Planning your longest run: You don’t have to run the whole 26.2 miles during your training. You should plan to do your longest training run about two weeks before race day. Your running ability will dictate how this should look. If you’re quite an advanced runner, look to bank around 20 miles. However, if this is one of your first marathons, time on your feet is more important than distance at this stage and you should look to run for 2-2.5 hours.

Take time to taper: You’ve put in all the hard work and with 2-3 weeks to go before the event it’s time to taper. It can be tempting to try and cram in extra sessions or tag on a few more miles, but this can cause more harm than good. After completing your longest run, the aim is to rest and recover so you can run on fresh legs. Instead, look to gradually decrease the volume and intensity of your training in the lead up to race day. Keep yourself well fuelled as your body repairs and look to start carb loading the week before the race.
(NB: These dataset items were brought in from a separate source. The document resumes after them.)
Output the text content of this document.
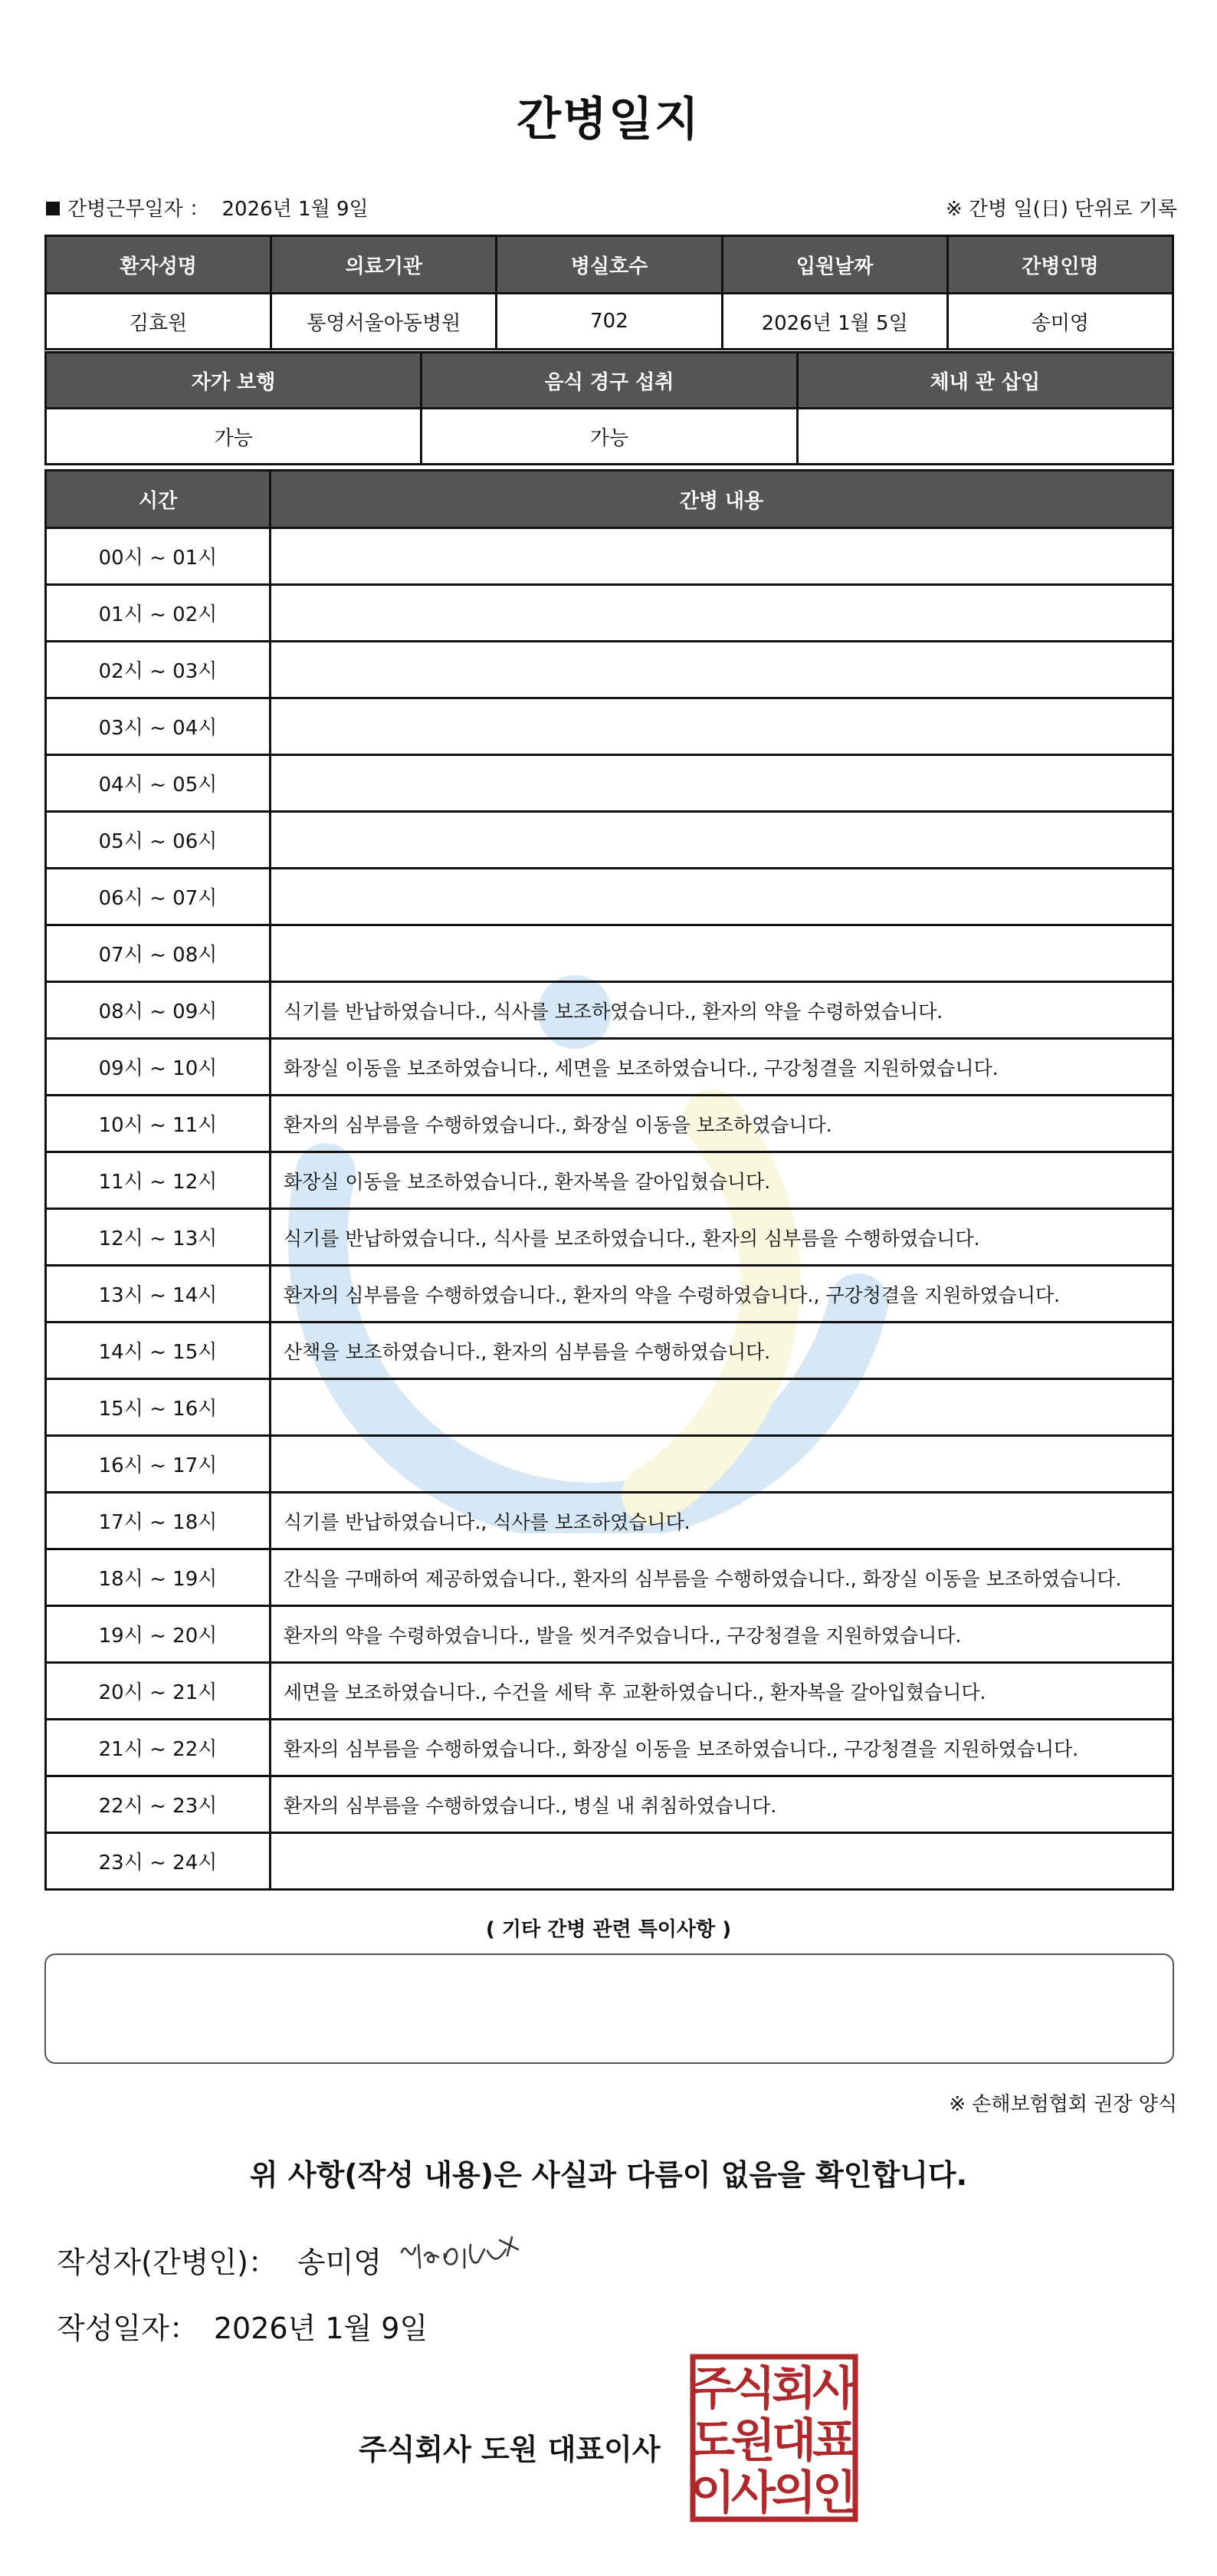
간병일지
간병근무일자 ： 2026년 1월 9일	※ 간병 일(日) 단위로 기록
환자성명	의료기관	병실호수	입원날짜	간병인명
김효원	통영서울아동병원	702	2026년 1월 5일	송미영
자가 보행	음식 경구 섭취	체내 관 삽입
가능	가능	
시간	간병 내용
00시 ~ 01시	
01시 ~ 02시	
02시 ~ 03시	
03시 ~ 04시	
04시 ~ 05시	
05시 ~ 06시	
06시 ~ 07시	
07시 ~ 08시	
08시 ~ 09시	식기를 반납하였습니다., 식사를 보조하였습니다., 환자의 약을 수령하였습니다.
09시 ~ 10시	화장실 이동을 보조하였습니다., 세면을 보조하였습니다., 구강청결을 지원하였습니다.
10시 ~ 11시	환자의 심부름을 수행하였습니다., 화장실 이동을 보조하였습니다.
11시 ~ 12시	화장실 이동을 보조하였습니다., 환자복을 갈아입혔습니다.
12시 ~ 13시	식기를 반납하였습니다., 식사를 보조하였습니다., 환자의 심부름을 수행하였습니다.
13시 ~ 14시	환자의 심부름을 수행하였습니다., 환자의 약을 수령하였습니다., 구강청결을 지원하였습니다.
14시 ~ 15시	산책을 보조하였습니다., 환자의 심부름을 수행하였습니다.
15시 ~ 16시	
16시 ~ 17시	
17시 ~ 18시	식기를 반납하였습니다., 식사를 보조하였습니다.
18시 ~ 19시	간식을 구매하여 제공하였습니다., 환자의 심부름을 수행하였습니다., 화장실 이동을 보조하였습니다.
19시 ~ 20시	환자의 약을 수령하였습니다., 발을 씻겨주었습니다., 구강청결을 지원하였습니다.
20시 ~ 21시	세면을 보조하였습니다., 수건을 세탁 후 교환하였습니다., 환자복을 갈아입혔습니다.
21시 ~ 22시	환자의 심부름을 수행하였습니다., 화장실 이동을 보조하였습니다., 구강청결을 지원하였습니다.
22시 ~ 23시	환자의 심부름을 수행하였습니다., 병실 내 취침하였습니다.
23시 ~ 24시	
( 기타 간병 관련 특이사항 )
※ 손해보험협회 권장 양식
위 사항(작성 내용)은 사실과 다름이 없음을 확인합니다.
작성자(간병인)： 송미영
작성일자： 2026년 1월 9일
주식회사 도원 대표이사
주
식
회
사
도
원
대
표
이
사
의
인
Don’t let injury hold you back: Marathon training is a long and intense process and people, especially beginners, can sometimes pick up a niggle or injury. If this happens, don’t worry as, depending on its severity, it doesn’t necessarily mean you won’t make it to the finish line. Ice and heat the affected area but if it doesn’t get better after a couple of days, make sure to see an expert. Next come up with a plan. Cross-training, if it isn’t a tear, break or stress fracture, can help to keep your fitness up without aggravating the area and then build back up to running gradually. Be kind to yourself and remember if this event doesn’t seem achievable within the time frame, your hard work doesn’t have to go to waste, there will be other events you can enter.